亚洲男人的天堂2018av,欧美草比,久久久久久免费视频精选,国色天香在线看免费,久久久久亚洲av成人片仓井空

No-regret learning has a long history of being closely connected to game theory. Recent works have devised uncoupled no-regret learning dynamics that, when adopted by all the players in normal-form games, converge to various equilibrium solutions at a near-optimal rate of $\widetilde{O}(T^{-1})$, a significant improvement over the $O(1/\sqrt{T})$ rate of classic no-regret learners. However, analogous convergence results are scarce in Markov games, a more generic setting that lays the foundation for multi-agent reinforcement learning. In this work, we close this gap by showing that the optimistic-follow-the-regularized-leader (OFTRL) algorithm, together with appropriate value update procedures, can find $\widetilde{O}(T^{-1})$-approximate (coarse) correlated equilibria in full-information general-sum Markov games within $T$ iterations. Numerical results are also included to corroborate our theoretical findings.

相關內容

One highly promising direction for enabling flexible real-time on-device image editing is utilizing data distillation by leveraging large-scale text-to-image diffusion models to generate paired datasets used for training generative adversarial networks (GANs). This approach notably alleviates the stringent requirements typically imposed by high-end commercial GPUs for performing image editing with diffusion models.
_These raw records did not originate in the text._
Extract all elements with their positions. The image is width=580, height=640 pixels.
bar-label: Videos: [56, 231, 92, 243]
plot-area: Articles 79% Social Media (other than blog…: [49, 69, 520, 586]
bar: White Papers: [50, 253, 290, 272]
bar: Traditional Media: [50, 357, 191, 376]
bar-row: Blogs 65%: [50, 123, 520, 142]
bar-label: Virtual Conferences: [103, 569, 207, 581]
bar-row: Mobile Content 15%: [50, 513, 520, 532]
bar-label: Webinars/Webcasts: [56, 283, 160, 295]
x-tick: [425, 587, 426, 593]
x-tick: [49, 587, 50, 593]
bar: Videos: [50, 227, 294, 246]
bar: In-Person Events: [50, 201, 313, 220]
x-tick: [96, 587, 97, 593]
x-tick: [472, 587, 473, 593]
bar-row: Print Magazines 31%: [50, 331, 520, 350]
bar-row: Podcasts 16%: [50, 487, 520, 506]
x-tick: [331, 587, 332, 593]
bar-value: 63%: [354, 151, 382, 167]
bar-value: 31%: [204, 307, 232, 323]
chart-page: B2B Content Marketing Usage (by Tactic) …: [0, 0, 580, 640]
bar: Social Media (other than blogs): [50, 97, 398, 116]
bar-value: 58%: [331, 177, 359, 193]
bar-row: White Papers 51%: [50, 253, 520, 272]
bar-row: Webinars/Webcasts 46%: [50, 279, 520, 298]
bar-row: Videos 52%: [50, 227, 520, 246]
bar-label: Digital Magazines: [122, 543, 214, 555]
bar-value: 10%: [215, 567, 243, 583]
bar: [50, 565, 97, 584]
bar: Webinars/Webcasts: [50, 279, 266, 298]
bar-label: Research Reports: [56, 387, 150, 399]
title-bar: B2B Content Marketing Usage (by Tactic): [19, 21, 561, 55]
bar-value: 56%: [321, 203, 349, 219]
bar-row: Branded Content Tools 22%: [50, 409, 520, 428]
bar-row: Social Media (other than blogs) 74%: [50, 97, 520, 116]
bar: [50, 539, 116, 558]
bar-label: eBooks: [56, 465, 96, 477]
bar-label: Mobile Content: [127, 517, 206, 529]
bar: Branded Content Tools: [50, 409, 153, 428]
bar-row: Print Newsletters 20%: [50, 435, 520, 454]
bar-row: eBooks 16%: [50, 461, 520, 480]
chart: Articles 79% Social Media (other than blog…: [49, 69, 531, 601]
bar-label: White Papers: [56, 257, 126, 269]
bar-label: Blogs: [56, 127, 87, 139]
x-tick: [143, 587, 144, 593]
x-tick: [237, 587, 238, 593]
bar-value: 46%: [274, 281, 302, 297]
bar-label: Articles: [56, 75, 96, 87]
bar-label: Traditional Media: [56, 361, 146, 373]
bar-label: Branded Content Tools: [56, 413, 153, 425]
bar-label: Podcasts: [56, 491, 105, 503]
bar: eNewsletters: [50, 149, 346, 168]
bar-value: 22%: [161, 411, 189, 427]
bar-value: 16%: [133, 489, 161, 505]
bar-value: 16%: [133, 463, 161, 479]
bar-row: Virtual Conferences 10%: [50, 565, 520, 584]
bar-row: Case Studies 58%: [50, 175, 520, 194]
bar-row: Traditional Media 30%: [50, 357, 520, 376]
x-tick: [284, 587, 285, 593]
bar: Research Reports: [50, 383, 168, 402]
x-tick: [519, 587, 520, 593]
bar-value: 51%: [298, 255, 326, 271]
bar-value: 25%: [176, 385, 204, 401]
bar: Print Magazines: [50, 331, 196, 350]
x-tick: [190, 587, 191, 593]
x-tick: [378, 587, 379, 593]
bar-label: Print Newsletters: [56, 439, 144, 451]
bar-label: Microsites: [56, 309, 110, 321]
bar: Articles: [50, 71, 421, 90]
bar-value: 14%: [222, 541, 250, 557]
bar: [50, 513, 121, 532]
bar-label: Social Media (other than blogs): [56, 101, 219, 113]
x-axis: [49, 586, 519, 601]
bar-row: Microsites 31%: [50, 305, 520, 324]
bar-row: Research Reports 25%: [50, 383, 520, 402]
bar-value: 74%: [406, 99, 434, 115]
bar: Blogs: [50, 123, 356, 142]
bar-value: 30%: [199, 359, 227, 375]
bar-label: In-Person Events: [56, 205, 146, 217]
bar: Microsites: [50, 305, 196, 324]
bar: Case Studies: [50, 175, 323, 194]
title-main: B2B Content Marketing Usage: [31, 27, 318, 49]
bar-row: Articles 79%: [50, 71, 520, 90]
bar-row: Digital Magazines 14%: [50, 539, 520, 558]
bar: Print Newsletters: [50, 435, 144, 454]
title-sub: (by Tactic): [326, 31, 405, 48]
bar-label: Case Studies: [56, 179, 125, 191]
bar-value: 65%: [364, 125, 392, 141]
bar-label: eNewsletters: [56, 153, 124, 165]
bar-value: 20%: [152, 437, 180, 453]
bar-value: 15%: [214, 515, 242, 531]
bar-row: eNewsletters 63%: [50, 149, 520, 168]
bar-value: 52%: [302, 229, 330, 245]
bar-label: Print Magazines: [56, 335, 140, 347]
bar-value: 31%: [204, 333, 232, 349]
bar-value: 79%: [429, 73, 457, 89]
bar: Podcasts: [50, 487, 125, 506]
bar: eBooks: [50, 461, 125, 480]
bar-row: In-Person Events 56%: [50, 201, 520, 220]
However, unlike text-to-image diffusion models, each distilled GAN is specialized for a specific image editing task, necessitating costly training efforts to obtain models for various concepts. In this work, we introduce and address a novel research direction: can the process of distilling GANs from diffusion models be made significantly more efficient? To achieve this goal, we propose a series of innovative techniques. First, we construct a base GAN model with generalized features, adaptable to different concepts through fine-tuning, eliminating the need for training from scratch. Second, we identify crucial layers within the base GAN model and employ Low-Rank Adaptation (LoRA) with a simple yet effective rank search process, rather than fine-tuning the entire base model. Third, we investigate the minimal amount of data necessary for fine-tuning, further reducing the overall training time. Extensive experiments show that we can efficiently empower GANs with the ability to perform real-time high-quality image editing on mobile devices with remarkably reduced training and storage costs for each concept.

We consider a distributed setup for reinforcement learning, where each agent has a copy of the same Markov Decision Process but transitions are sampled from the corresponding Markov chain independently by each agent. We show that in this setting, we can achieve a linear speedup for TD($\lambda$), a family of popular methods for policy evaluation, in the sense that $N$ agents can evaluate a policy $N$ times faster provided the target accuracy is small enough. Notably, this speedup is achieved by ``one shot averaging,'' a procedure where the agents run TD($\lambda$) with Markov sampling independently and only average their results after the final step. This significantly reduces the amount of communication required to achieve a linear speedup relative to previous work.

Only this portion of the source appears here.